You're right, enum should be "int unsigned" and thanks for the tip on the theme settings. Looking forward to the update.

Cheers Steve

On Mon, 1 Feb 2021 at 19:32, jecassis notifications@github.com wrote:

Thank you for the example. Found a couple of other cases that needed correcting and will push an update. Specifically from the example line 32 has already been fixed by the port-net-parameter grammar. Also note that typedef enum unsigned int is not legal according to my reading of the LRM. The unsigned keyword should go last in this case.

As for the color preference, all the syntax highlighting does is classify each tokens to a specific scope. The colors are determined by your theme. You can override the theme's colors using editor.tokenColorCustomizations in settings.json to suit your tastes. For example the STATE_* parameters you mention are classified as constant.other.net.systemverilog. Note that this does not include any semantic information. To find the scope for each token run editor.action.inspectTMScopes.

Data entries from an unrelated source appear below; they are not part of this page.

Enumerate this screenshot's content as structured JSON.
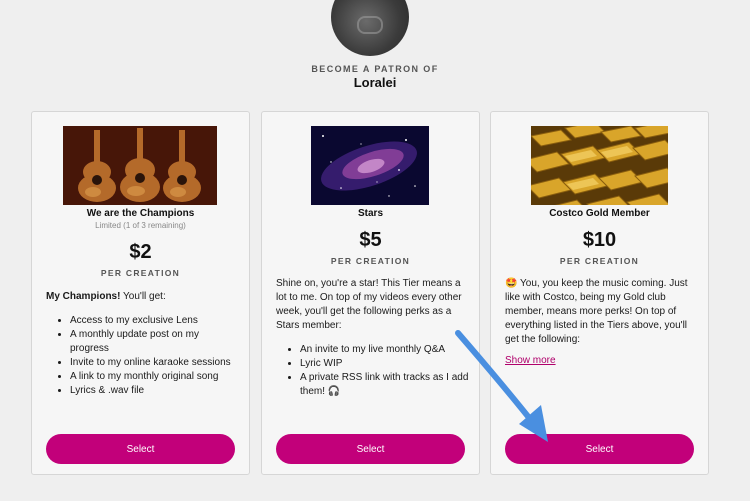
{
  "header": {
    "become_label": "BECOME A PATRON OF",
    "creator_name": "Loralei"
  },
  "tiers": [
    {
      "image_icon": "guitars-image",
      "name": "We are the Champions",
      "limit": "Limited (1 of 3 remaining)",
      "price": "$2",
      "per": "PER CREATION",
      "intro_bold": "My Champions!",
      "intro_rest": " You'll get:",
      "perks": [
        "Access to my exclusive Lens",
        "A monthly update post on my progress",
        "Invite to my online karaoke sessions",
        "A link to my monthly original song",
        "Lyrics & .wav file"
      ],
      "button": "Select"
    },
    {
      "image_icon": "galaxy-image",
      "name": "Stars",
      "price": "$5",
      "per": "PER CREATION",
      "intro": "Shine on, you're a star! This Tier means a lot to me. On top of my videos every other week, you'll get the following perks as a Stars member:",
      "perks": [
        "An invite to my live monthly Q&A",
        "Lyric WIP",
        "A private RSS link with tracks as I add them! 🎧"
      ],
      "button": "Select"
    },
    {
      "image_icon": "gold-bars-image",
      "name": "Costco Gold Member",
      "price": "$10",
      "per": "PER CREATION",
      "intro": "🤩 You,  you keep the music coming. Just like with Costco, being my Gold club member, means more perks! On top of everything listed in the Tiers above, you'll get the following:",
      "show_more": "Show more",
      "button": "Select"
    }
  ],
  "colors": {
    "accent": "#c2007a",
    "arrow": "#4a8fe0",
    "background": "#efefef"
  }
}
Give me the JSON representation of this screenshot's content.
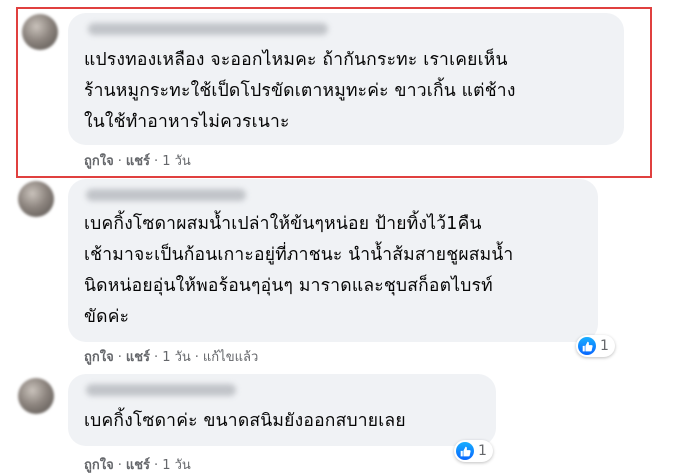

The example from this issue using a minimally-modified One Dark Pro theme is shown below:

[image: formatting] https://user-images.githubusercontent.com/36133/106432468-9e747f80-6423-11eb-9c50-812d29e19386.png

— You are receiving this because you authored the thread. Reply to this email directly, view it on GitHub https://github.com/eirikpre/VSCode-SystemVerilog/issues/113#issuecomment-770673652, or unsubscribe https://github.com/notifications/unsubscribe-auth/ABVJSI5USAEGMPSTGHWV77TS4ZRJ7ANCNFSM4W4ASHTA .

roccomao commented 3 years ago

There is a related syntax highlighting issue.

When the definition of enum type is written on one line, the syntax highlighting is wrong, but it is correct in lowercase, as shown below:

image

jecassis commented 3 years ago

Thanks @sconwayaus. @bitrocco, single-line typedefs like this are fixed in #112. That said, let me clarify what you should expect. There is a small concession made in the syntax matcher to mark identifiers in all caps using the constant classification/coloring. Without semantic information, the matcher prioritizes this as a best guess based on the various coding styles I have come across in the industry such as this one. Many lint tools even enforce these kind of conventions in their default ruleset.

Typedef enums

roccomao commented 3 years ago

@jecassis Thanks for your reply.

Sorry for the previous unclear explanation, but the original intention is that the enum_identifier in the enumeration declaration should have the same highlight color. However, the #112 solution is also accepted, because it generally follows the same code style. So look forward to the next version update :smile:.